BACKGROUND: Lung-protective ventilation (LPV) improves outcomes for patients with acute respiratory distress syndrome (ARDS) through the administration of low tidal volumes (≤ 6.5 ml/kg predicted body weight [PBW]) with co-titration of positive end-expiratory pressure and fraction of inspired oxygen. Many patients with ARDS, however, are not managed with LPV. The purpose of this study was to understand the implementation barriers and facilitators to the use of LPV and a computerized LPV clinical decision support (CDS) tool in intensive care units (ICUs) in preparation for a pilot hybrid implementation-effectiveness clinical trial. METHODS: We performed an explanatory sequential mixed methods study from June 2018 to March 2019 to evaluate the variation in LPV adherence across 17 ICUs in an integrated healthcare system with > 4000 mechanically ventilated patients annually. We analyzed 47 key informant interviews of ICU physicians, respiratory therapists (RTs), and nurses in 3 of the ICUs using a qualitative content analysis paradigm to investigate site variation as defined by adherence level (low, medium, high) and to identify barriers and facilitators to LPV and LPV CDS tool use. RESULTS: Forty-two percent of patients had an initial set tidal volume of ≤ 6.5 ml/kg PBW during the measurement period (site range 21-80%). LPV CDS tool use was 28% (site range 6-91%). This study's main findings revealed multi-factorial facilitators and barriers to use that varied by ICU site adherence level. The primary facilitator was that LPV and the LPV CDS tool could be used on all mechanically ventilated patients.
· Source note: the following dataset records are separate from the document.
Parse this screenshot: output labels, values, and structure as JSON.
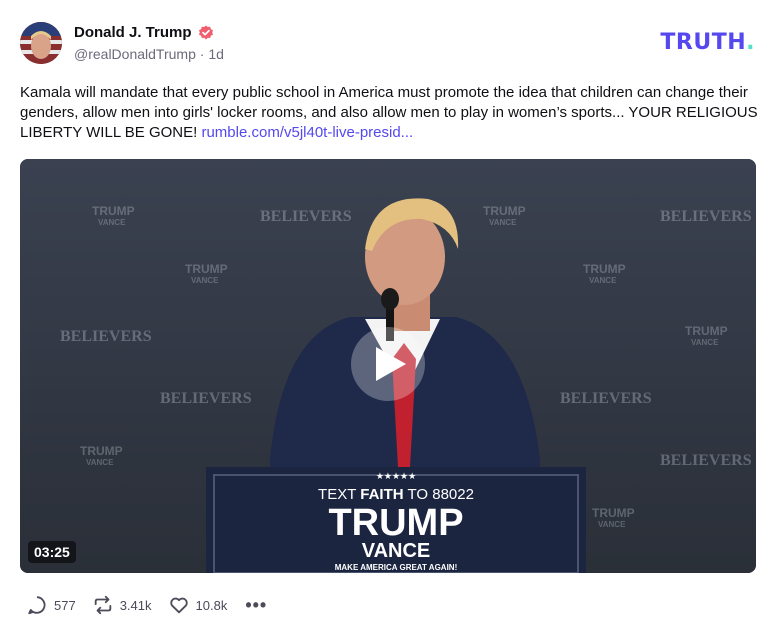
{
  "author": {
    "display_name": "Donald J. Trump",
    "handle": "@realDonaldTrump",
    "separator": "·",
    "time": "1d"
  },
  "brand": {
    "logo_main": "TRUTH",
    "logo_dot": "."
  },
  "post": {
    "text": "Kamala will mandate that every public school in America must promote the idea that children can change their genders, allow men into girls' locker rooms, and also allow men to play in women’s sports... YOUR RELIGIOUS LIBERTY WILL BE GONE! ",
    "link_text": "rumble.com/v5jl40t-live-presid..."
  },
  "video": {
    "duration": "03:25",
    "backdrop_text": [
      "BELIEVERS",
      "TRUMP",
      "VANCE"
    ],
    "podium": {
      "stars": "★★★★★",
      "line1_pre": "TEXT ",
      "line1_bold": "FAITH",
      "line1_post": " TO 88022",
      "line2": "TRUMP",
      "line3": "VANCE",
      "line4": "MAKE AMERICA GREAT AGAIN!"
    }
  },
  "actions": {
    "replies": "577",
    "retruths": "3.41k",
    "likes": "10.8k",
    "more": "•••"
  },
  "colors": {
    "brand_purple": "#5448ee",
    "brand_teal": "#53e0c4",
    "verified": "#f25d6e"
  }
}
Barriers included a persistent gap between clinician attitudes regarding the use of LPV and actual use, the perceived loss of autonomy associated with using a computerized protocol, the nature of physician-RT interaction in ventilation management, and the lack of clear organization measures of success. CONCLUSIONS: Variation in adherence to LPV persists in ICUs within a healthcare delivery system that was an early adopter of LPV. Potentially promising strategies to increase adherence to LPV and the LPV CDS tool for ARDS patients include initiating low tidal ventilation on all mechanically ventilated patients, establishing and measuring adherence measures, and focused education addressing the physician-RT interaction. These strategies represent a blueprint for a future hybrid implementation-effectiveness trial.